Some jealousy points to a growing chasm between partners or a sensation of feeling taken for granted – a relationship issue. Other times jealousy is a way to externally apply responsibility for one’s insecurity. Only through reflection and introspection can we figure out what’s what.
The good news is that in a loving, collaborative partnership, you have a teammate in this investigation.
You can talk through the conflict in a way that takes ownership for your own feelings and safely lays bare your fears and desires. You can work together to find the source of the angst and the solution that is mutually agreeable.
So back to your anniversary. Personally, I think the commemoration of passage of time is a big deal.

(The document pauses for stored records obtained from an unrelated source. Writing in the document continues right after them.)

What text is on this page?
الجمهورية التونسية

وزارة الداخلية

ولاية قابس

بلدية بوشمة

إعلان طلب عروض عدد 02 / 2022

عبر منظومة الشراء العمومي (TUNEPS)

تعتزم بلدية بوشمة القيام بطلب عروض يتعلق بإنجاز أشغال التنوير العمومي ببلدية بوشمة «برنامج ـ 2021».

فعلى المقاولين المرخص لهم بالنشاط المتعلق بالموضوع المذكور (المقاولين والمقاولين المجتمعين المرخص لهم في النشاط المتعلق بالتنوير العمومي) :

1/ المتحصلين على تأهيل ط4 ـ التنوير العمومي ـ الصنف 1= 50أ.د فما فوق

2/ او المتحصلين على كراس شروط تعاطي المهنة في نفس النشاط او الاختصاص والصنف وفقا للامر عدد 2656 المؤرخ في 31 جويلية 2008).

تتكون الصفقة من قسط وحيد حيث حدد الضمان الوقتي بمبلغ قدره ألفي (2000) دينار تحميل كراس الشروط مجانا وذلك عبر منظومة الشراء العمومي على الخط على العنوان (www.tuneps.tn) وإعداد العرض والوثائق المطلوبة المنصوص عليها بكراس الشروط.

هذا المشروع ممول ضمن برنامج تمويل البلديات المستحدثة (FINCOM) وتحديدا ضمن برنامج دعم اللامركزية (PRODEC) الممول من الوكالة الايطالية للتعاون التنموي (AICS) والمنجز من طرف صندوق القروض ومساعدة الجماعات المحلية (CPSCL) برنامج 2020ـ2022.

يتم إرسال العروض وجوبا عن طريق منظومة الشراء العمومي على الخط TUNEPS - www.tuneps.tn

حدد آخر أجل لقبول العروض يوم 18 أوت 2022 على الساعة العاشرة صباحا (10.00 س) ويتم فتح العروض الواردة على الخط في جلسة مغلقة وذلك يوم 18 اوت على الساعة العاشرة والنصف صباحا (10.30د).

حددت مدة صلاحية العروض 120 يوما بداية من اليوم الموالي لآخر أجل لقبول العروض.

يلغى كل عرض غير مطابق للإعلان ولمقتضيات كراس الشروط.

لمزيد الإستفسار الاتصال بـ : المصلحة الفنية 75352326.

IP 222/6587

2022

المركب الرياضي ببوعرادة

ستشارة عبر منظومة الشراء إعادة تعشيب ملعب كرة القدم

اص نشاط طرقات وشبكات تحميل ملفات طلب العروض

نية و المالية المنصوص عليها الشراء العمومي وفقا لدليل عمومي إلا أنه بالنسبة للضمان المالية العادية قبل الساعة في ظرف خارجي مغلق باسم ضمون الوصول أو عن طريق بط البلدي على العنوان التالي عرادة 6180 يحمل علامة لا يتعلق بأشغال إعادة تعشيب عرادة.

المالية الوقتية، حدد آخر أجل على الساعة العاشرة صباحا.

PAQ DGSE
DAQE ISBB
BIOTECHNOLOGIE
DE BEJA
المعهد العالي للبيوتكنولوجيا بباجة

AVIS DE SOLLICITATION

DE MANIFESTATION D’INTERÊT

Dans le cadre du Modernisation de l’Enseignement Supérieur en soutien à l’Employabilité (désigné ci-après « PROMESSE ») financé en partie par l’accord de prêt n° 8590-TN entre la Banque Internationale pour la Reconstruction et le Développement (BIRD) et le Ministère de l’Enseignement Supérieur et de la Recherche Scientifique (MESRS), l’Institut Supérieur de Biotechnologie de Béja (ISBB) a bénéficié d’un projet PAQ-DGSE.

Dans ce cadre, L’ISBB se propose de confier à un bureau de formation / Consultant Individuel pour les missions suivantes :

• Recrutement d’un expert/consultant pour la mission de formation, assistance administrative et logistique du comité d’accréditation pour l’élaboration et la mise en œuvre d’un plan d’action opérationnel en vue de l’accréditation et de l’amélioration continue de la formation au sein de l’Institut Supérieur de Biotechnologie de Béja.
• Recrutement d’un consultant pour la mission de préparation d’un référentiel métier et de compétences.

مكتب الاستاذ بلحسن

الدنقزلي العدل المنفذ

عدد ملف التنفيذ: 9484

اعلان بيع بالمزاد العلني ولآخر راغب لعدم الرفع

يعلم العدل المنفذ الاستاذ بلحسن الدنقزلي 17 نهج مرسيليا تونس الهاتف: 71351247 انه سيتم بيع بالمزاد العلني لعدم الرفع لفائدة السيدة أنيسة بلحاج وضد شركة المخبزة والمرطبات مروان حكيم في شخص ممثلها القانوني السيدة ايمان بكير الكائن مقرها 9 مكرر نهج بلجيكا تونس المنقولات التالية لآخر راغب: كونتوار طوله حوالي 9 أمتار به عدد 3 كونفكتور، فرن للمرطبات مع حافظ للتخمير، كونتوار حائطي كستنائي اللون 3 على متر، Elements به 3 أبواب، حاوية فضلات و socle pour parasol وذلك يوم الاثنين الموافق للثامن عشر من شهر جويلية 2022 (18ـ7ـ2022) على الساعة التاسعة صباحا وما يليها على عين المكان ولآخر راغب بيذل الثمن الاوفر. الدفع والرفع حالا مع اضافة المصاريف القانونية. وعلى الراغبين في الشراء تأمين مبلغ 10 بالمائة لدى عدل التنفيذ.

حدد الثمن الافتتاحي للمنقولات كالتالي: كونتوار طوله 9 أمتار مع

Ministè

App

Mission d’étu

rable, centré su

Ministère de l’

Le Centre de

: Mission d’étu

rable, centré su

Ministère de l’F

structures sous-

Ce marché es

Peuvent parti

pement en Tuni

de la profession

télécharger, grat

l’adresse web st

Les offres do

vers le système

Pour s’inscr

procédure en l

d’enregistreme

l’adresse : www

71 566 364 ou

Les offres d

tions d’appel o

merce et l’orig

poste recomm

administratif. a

I think birthdays, anniversaries and holidays are important and that sharing excitement for milestones is a component of showing love and conveying how much someone matters. But that’s me. And apparently that’s you too.
Perhaps the takeaway from this incident is that anniversaries and other symbolic signifiers of commitment are a big deal to you. Fortunately, you were able to find another night to celebrate and hopefully that fulfilled the same need. It might be useful to convey this to your husband so that he can make sure to pay attention to the calendar and is better equipped to love you the way that you value.